アメリシウムとは
アメリシウムは原子番号95の元素で、元素記号はAm。元素名はアメリカ大陸の名に由来しており、超ウラン元素のひとつです。安定同位体は存在せず、18の同位体はすべて放射性を持っています。
1945年、アメリカでグレン・シーボーグ等が原子炉でアメリシウム241を生成しました。核反応時にプルトニウム239に2個の中性子が当たると、プルトニウム241ができ、これがβ崩壊を起こすとアメリシウム241が出現します。

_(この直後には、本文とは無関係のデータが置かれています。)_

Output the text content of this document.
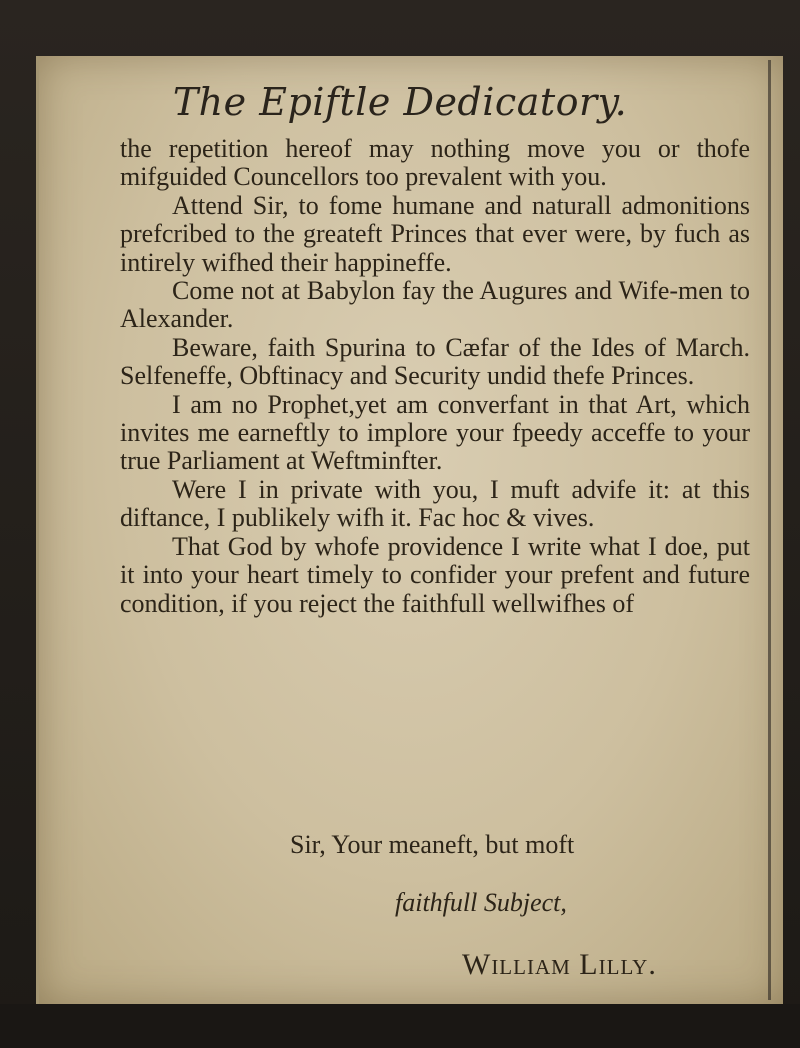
The Epiftle Dedicatory.

the repetition hereof may nothing move you or thofe mifguided Councellors too prevalent with you.

Attend Sir, to fome humane and naturall admonitions prefcribed to the greateft Princes that ever were, by fuch as intirely wifhed their happineffe.

Come not at Babylon fay the Augures and Wife-men to Alexander.

Beware, faith Spurina to Cæfar of the Ides of March. Selfeneffe, Obftinacy and Security undid thefe Princes.

I am no Prophet,yet am converfant in that Art, which invites me earneftly to implore your fpeedy acceffe to your true Parliament at Weftminfter.

Were I in private with you, I muft advife it: at this diftance, I publikely wifh it. Fac hoc & vives.

That God by whofe providence I write what I doe, put it into your heart timely to confider your prefent and future condition, if you reject the faithfull wellwifhes of

Sir, Your meaneft, but moft
faithfull Subject,
William Lilly.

アメリシウム241の半減期は約432年ですが、アメリシウム242は約241年、最も半減期が長い同位体はアメリシウム243で約7380年。残りはアメリシウム240の51時間よりも短いものばかりです。半減期の長さと放射性の強さは反比例するので、安定性の低い同位体ほど強い放射線を発します。
アメリシウム241は、煙感知器や厚さ計にも利用されており、アメリシウム242は中性子ラジオグラフティの中に使用されています。合成が難しく強い放射能を持っているため扱いも難しい物質で、価格は非常に高価です。
プルトニウム同様、吸いこんでしまうと内部被ばくにより発ガン率が上がると言われます。
しかし、人体には吸収されにくい物質とされています。
核反応時、プルトニウム239に中性子があたり、プルトニウム241ができ、これがβ崩壊することでアメリシウム241ができ、それに中性子が当たることでキュリウムができるため、原発事故でも放出されます。
東京電力の福島第一原子力発電所の事故後、敷地内および原発から20キロ圏内の福島県大熊町の土壌から、僅かながらアメリシウム241が、キュリウム242と共に検出されたことが発表されました。文部科学省は大熊町で検出されたこれらのうちアメリシウムについては、微量なことから今回の事故の影響ではなく、外国の行った過去の核実験に由来していると発表しています。